Chi Mei Optoelectronics becomes the sixth company to plead guilty in the Justice Department's probe of price fixing in the market for LCDs used in computers, cell phones and televisions. The investigation has netted more than $860 million in fines.
Other companies that have pleaded guilty are LG Display Co. (LPL), Sharp Corp. (6753.TO), Chunghwa Picture Tubes Ltd. (2475.TW), Seiko Epson Corp. (6724.TO) and Hitachi Ltd. (HIT).
The Justice Department said Chi Mei participated in a worldwide LCD price-fixing conspiracy from 2001 to 2006, by which time the market for LCD panels was $70 billion.
The department said the conspiracy affected some of the world's largest computer and television manufacturers, including Apple Inc. (AAPL), Dell Inc. (DELL) and Hewlett-Packard Co. (HPQ).

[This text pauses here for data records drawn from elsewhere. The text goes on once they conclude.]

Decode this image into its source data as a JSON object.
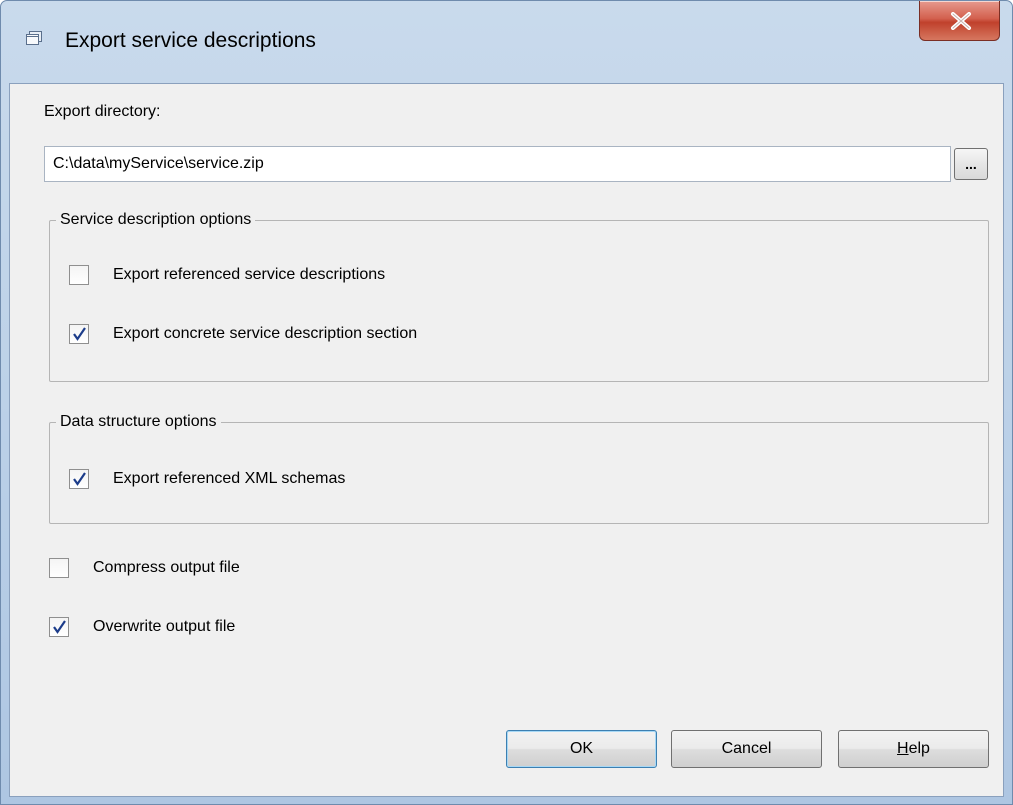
{
  "window": {
    "title": "Export service descriptions",
    "close_label": "X"
  },
  "export_directory": {
    "label": "Export directory:",
    "value": "C:\\data\\myService\\service.zip",
    "browse_label": "..."
  },
  "service_group": {
    "title": "Service description options",
    "options": [
      {
        "label": "Export referenced service descriptions",
        "checked": false
      },
      {
        "label": "Export concrete service description section",
        "checked": true
      }
    ]
  },
  "data_group": {
    "title": "Data structure options",
    "options": [
      {
        "label": "Export referenced XML schemas",
        "checked": true
      }
    ]
  },
  "output_options": [
    {
      "label": "Compress output file",
      "checked": false
    },
    {
      "label": "Overwrite output file",
      "checked": true
    }
  ],
  "buttons": {
    "ok": "OK",
    "cancel": "Cancel",
    "help_mnemonic": "H",
    "help_rest": "elp"
  },
  "colors": {
    "title_bar": "#b9cfe7",
    "client_bg": "#f0f0f0",
    "close_button": "#c0412c",
    "default_button_border": "#3c7fb1"
  },
  "icons": {
    "title": "window-app-icon",
    "close": "close-x-icon",
    "check": "checkmark-icon"
  }
}
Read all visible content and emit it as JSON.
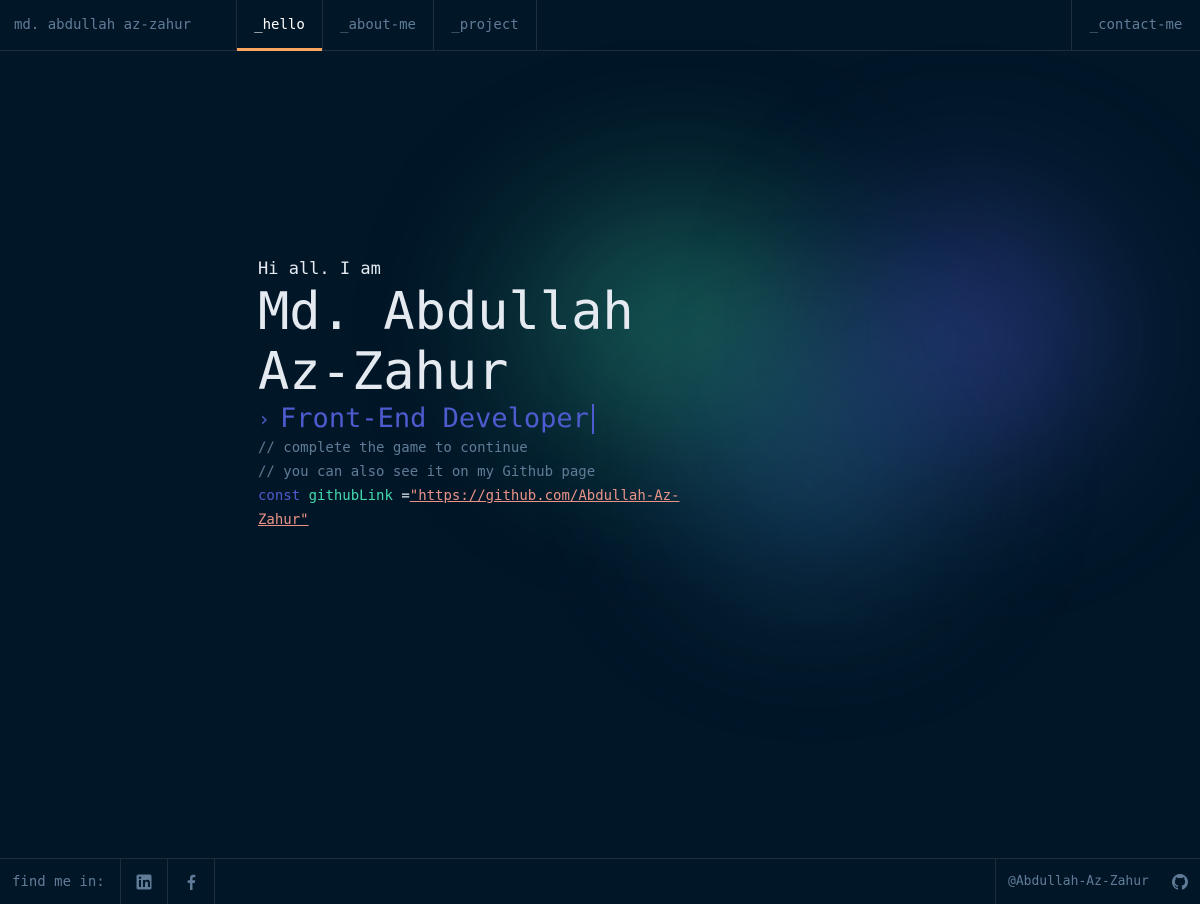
{
  "header": {
    "brand": "md. abdullah az-zahur",
    "tabs": [
      {
        "label": "_hello",
        "active": true
      },
      {
        "label": "_about-me",
        "active": false
      },
      {
        "label": "_project",
        "active": false
      }
    ],
    "contact_label": "_contact-me"
  },
  "hero": {
    "greeting": "Hi all. I am",
    "name_line1": "Md. Abdullah",
    "name_line2": "Az-Zahur",
    "role_chevron": "›",
    "role": "Front-End Developer",
    "comment1": "// complete the game to continue",
    "comment2": "// you can also see it on my Github page",
    "code_keyword": "const",
    "code_var": "githubLink",
    "code_eq": "=",
    "code_string": "\"https://github.com/Abdullah-Az-Zahur\""
  },
  "footer": {
    "find_label": "find me in:",
    "socials": [
      {
        "icon": "linkedin-icon"
      },
      {
        "icon": "facebook-icon"
      }
    ],
    "github_handle": "@Abdullah-Az-Zahur"
  },
  "colors": {
    "background": "#011627",
    "border": "#1e2d3d",
    "muted": "#607b96",
    "accent_orange": "#fea55f",
    "accent_blue": "#4d5bce",
    "accent_green": "#43d9ad",
    "string": "#e99287",
    "text_light": "#e5e9f0"
  }
}
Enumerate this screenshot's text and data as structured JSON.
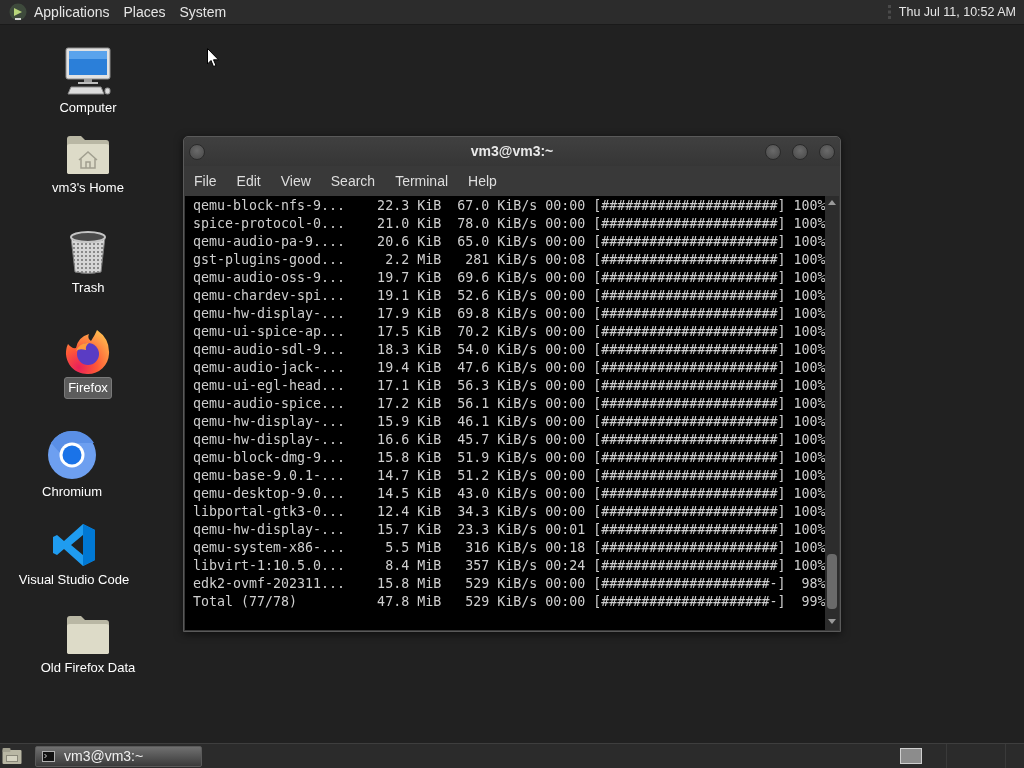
{
  "top_panel": {
    "menus": [
      "Applications",
      "Places",
      "System"
    ],
    "clock": "Thu Jul 11, 10:52 AM"
  },
  "desktop_icons": [
    {
      "kind": "computer",
      "label": "Computer",
      "selected": false
    },
    {
      "kind": "home",
      "label": "vm3's Home",
      "selected": false
    },
    {
      "kind": "trash",
      "label": "Trash",
      "selected": false
    },
    {
      "kind": "firefox",
      "label": "Firefox",
      "selected": true
    },
    {
      "kind": "chromium",
      "label": "Chromium",
      "selected": false
    },
    {
      "kind": "vscode",
      "label": "Visual Studio Code",
      "selected": false
    },
    {
      "kind": "folder",
      "label": "Old Firefox Data",
      "selected": false
    }
  ],
  "terminal_window": {
    "title": "vm3@vm3:~",
    "menus": [
      "File",
      "Edit",
      "View",
      "Search",
      "Terminal",
      "Help"
    ],
    "lines": [
      "qemu-block-nfs-9...    22.3 KiB  67.0 KiB/s 00:00 [######################] 100%",
      "spice-protocol-0...    21.0 KiB  78.0 KiB/s 00:00 [######################] 100%",
      "qemu-audio-pa-9....    20.6 KiB  65.0 KiB/s 00:00 [######################] 100%",
      "gst-plugins-good...     2.2 MiB   281 KiB/s 00:08 [######################] 100%",
      "qemu-audio-oss-9...    19.7 KiB  69.6 KiB/s 00:00 [######################] 100%",
      "qemu-chardev-spi...    19.1 KiB  52.6 KiB/s 00:00 [######################] 100%",
      "qemu-hw-display-...    17.9 KiB  69.8 KiB/s 00:00 [######################] 100%",
      "qemu-ui-spice-ap...    17.5 KiB  70.2 KiB/s 00:00 [######################] 100%",
      "qemu-audio-sdl-9...    18.3 KiB  54.0 KiB/s 00:00 [######################] 100%",
      "qemu-audio-jack-...    19.4 KiB  47.6 KiB/s 00:00 [######################] 100%",
      "qemu-ui-egl-head...    17.1 KiB  56.3 KiB/s 00:00 [######################] 100%",
      "qemu-audio-spice...    17.2 KiB  56.1 KiB/s 00:00 [######################] 100%",
      "qemu-hw-display-...    15.9 KiB  46.1 KiB/s 00:00 [######################] 100%",
      "qemu-hw-display-...    16.6 KiB  45.7 KiB/s 00:00 [######################] 100%",
      "qemu-block-dmg-9...    15.8 KiB  51.9 KiB/s 00:00 [######################] 100%",
      "qemu-base-9.0.1-...    14.7 KiB  51.2 KiB/s 00:00 [######################] 100%",
      "qemu-desktop-9.0...    14.5 KiB  43.0 KiB/s 00:00 [######################] 100%",
      "libportal-gtk3-0...    12.4 KiB  34.3 KiB/s 00:00 [######################] 100%",
      "qemu-hw-display-...    15.7 KiB  23.3 KiB/s 00:01 [######################] 100%",
      "qemu-system-x86-...     5.5 MiB   316 KiB/s 00:18 [######################] 100%",
      "libvirt-1:10.5.0...     8.4 MiB   357 KiB/s 00:24 [######################] 100%",
      "edk2-ovmf-202311...    15.8 MiB   529 KiB/s 00:00 [#####################-]  98%",
      "Total (77/78)          47.8 MiB   529 KiB/s 00:00 [#####################-]  99%"
    ]
  },
  "bottom_panel": {
    "tasks": [
      {
        "label": "vm3@vm3:~",
        "selected": true
      }
    ]
  }
}
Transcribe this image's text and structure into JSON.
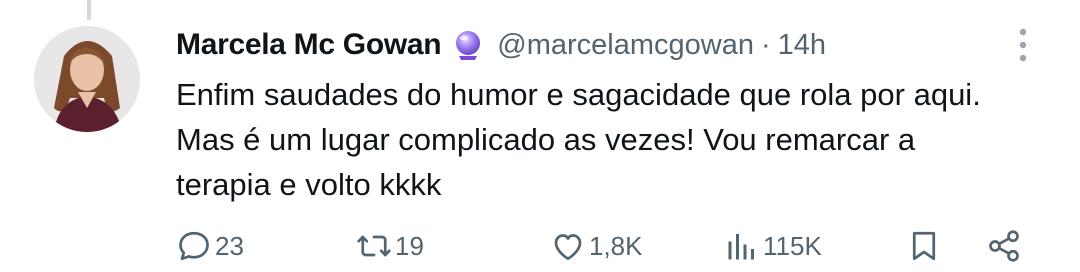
{
  "tweet": {
    "author_name": "Marcela Mc Gowan",
    "handle": "@marcelamcgowan",
    "separator": "·",
    "time": "14h",
    "badge_icon": "crystal-ball-icon",
    "text": "Enfim saudades do humor e sagacidade que rola por aqui.\nMas é um lugar complicado as vezes! Vou remarcar a\nterapia e volto kkkk"
  },
  "actions": {
    "reply_count": "23",
    "repost_count": "19",
    "like_count": "1,8K",
    "views_count": "115K"
  },
  "colors": {
    "text": "#0f1419",
    "muted": "#536471",
    "badge": "#8b5cf6"
  }
}
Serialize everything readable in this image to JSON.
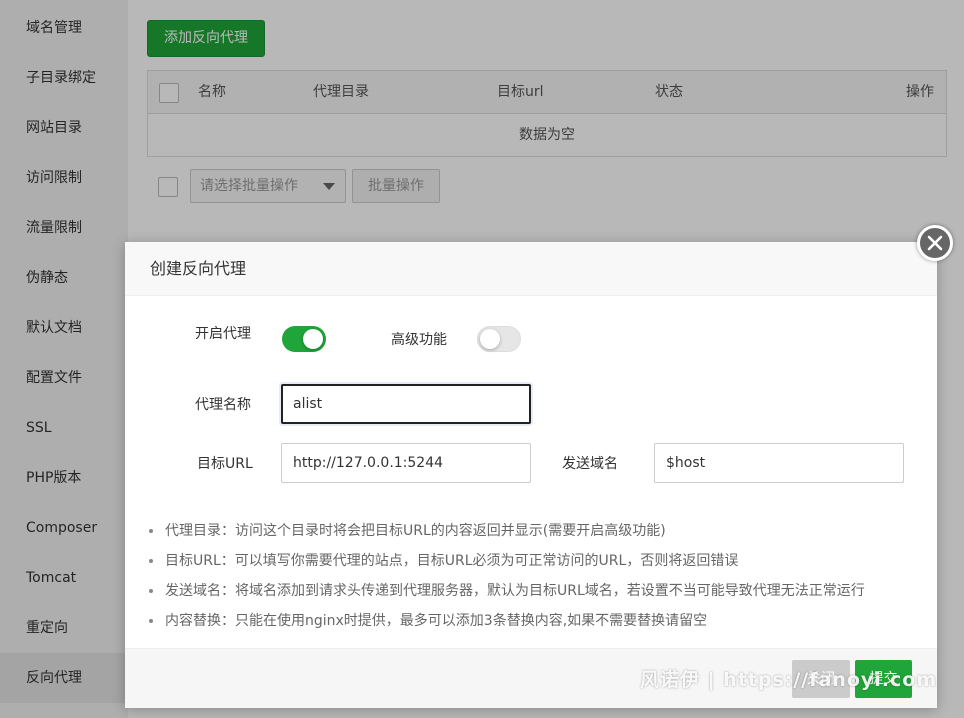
{
  "sidebar": {
    "items": [
      {
        "label": "域名管理"
      },
      {
        "label": "子目录绑定"
      },
      {
        "label": "网站目录"
      },
      {
        "label": "访问限制"
      },
      {
        "label": "流量限制"
      },
      {
        "label": "伪静态"
      },
      {
        "label": "默认文档"
      },
      {
        "label": "配置文件"
      },
      {
        "label": "SSL"
      },
      {
        "label": "PHP版本"
      },
      {
        "label": "Composer"
      },
      {
        "label": "Tomcat"
      },
      {
        "label": "重定向"
      },
      {
        "label": "反向代理"
      }
    ],
    "active": "反向代理"
  },
  "main": {
    "add_button": "添加反向代理",
    "table": {
      "columns": [
        "名称",
        "代理目录",
        "目标url",
        "状态",
        "操作"
      ],
      "empty_text": "数据为空"
    },
    "batch_select_placeholder": "请选择批量操作",
    "batch_button": "批量操作"
  },
  "modal": {
    "title": "创建反向代理",
    "enable_proxy": {
      "label": "开启代理",
      "on": true
    },
    "advanced": {
      "label": "高级功能",
      "on": false
    },
    "proxy_name": {
      "label": "代理名称",
      "value": "alist"
    },
    "target_url": {
      "label": "目标URL",
      "value": "http://127.0.0.1:5244"
    },
    "send_domain": {
      "label": "发送域名",
      "value": "$host"
    },
    "notes": [
      "代理目录：访问这个目录时将会把目标URL的内容返回并显示(需要开启高级功能)",
      "目标URL：可以填写你需要代理的站点，目标URL必须为可正常访问的URL，否则将返回错误",
      "发送域名：将域名添加到请求头传递到代理服务器，默认为目标URL域名，若设置不当可能导致代理无法正常运行",
      "内容替换：只能在使用nginx时提供，最多可以添加3条替换内容,如果不需要替换请留空"
    ],
    "close_button": "关闭",
    "submit_button": "提交"
  },
  "watermark": "风诺伊 | https://fanoyi.com",
  "colors": {
    "accent": "#20a53a",
    "sidebar_bg": "#f2f2f2",
    "overlay": "rgba(0,0,0,0.28)"
  }
}
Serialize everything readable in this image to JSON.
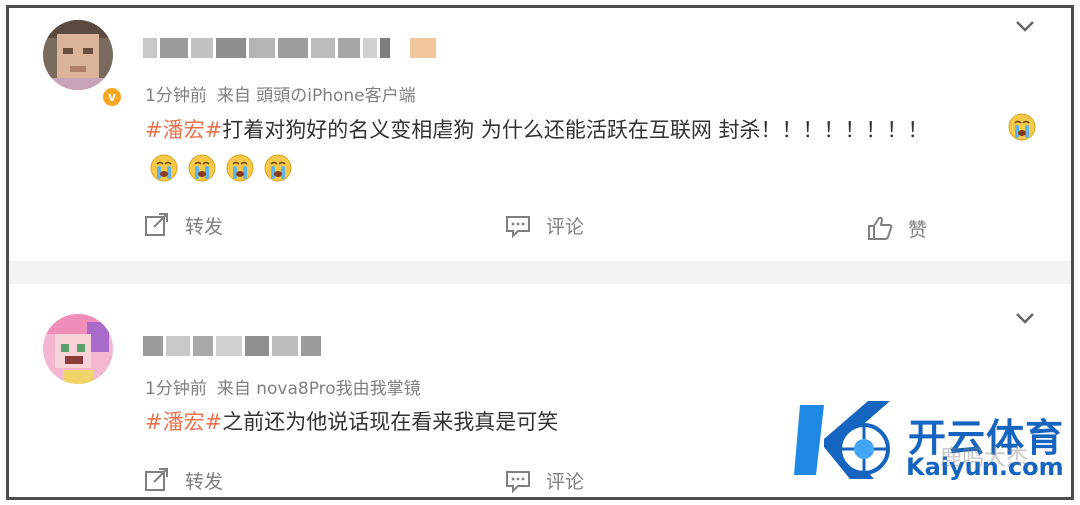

Prosecutors said Chi Mei and its co-conspirators participated in meetings in Taiwan, South Korea and the U.S. in which they agreed to fix LCD prices. The companies later shared sales data with each other to ensure all conspirators were adhering to the price-fixing agreement, prosecutors alleged.
Prosecutors didn't say how much the price-fixing victims might have paid in inflated LCD prices.
Chi Mei is the world's fourth-largest supplier of LCD panels. As part of its plea deal with U.S. prosecutors, the company will cooperate with the department's ongoing LCD price-fixing probe.
In a statement Thursday, Chi Mei said it will record the full amount as a non-operating expense in the fourth quarter. It plans to pay the fine in installments over five years.
The charges against Chi Mei were filed in a San Francisco federal court. Shares in Chi Mei were recently down 1.4% at NT$21.20.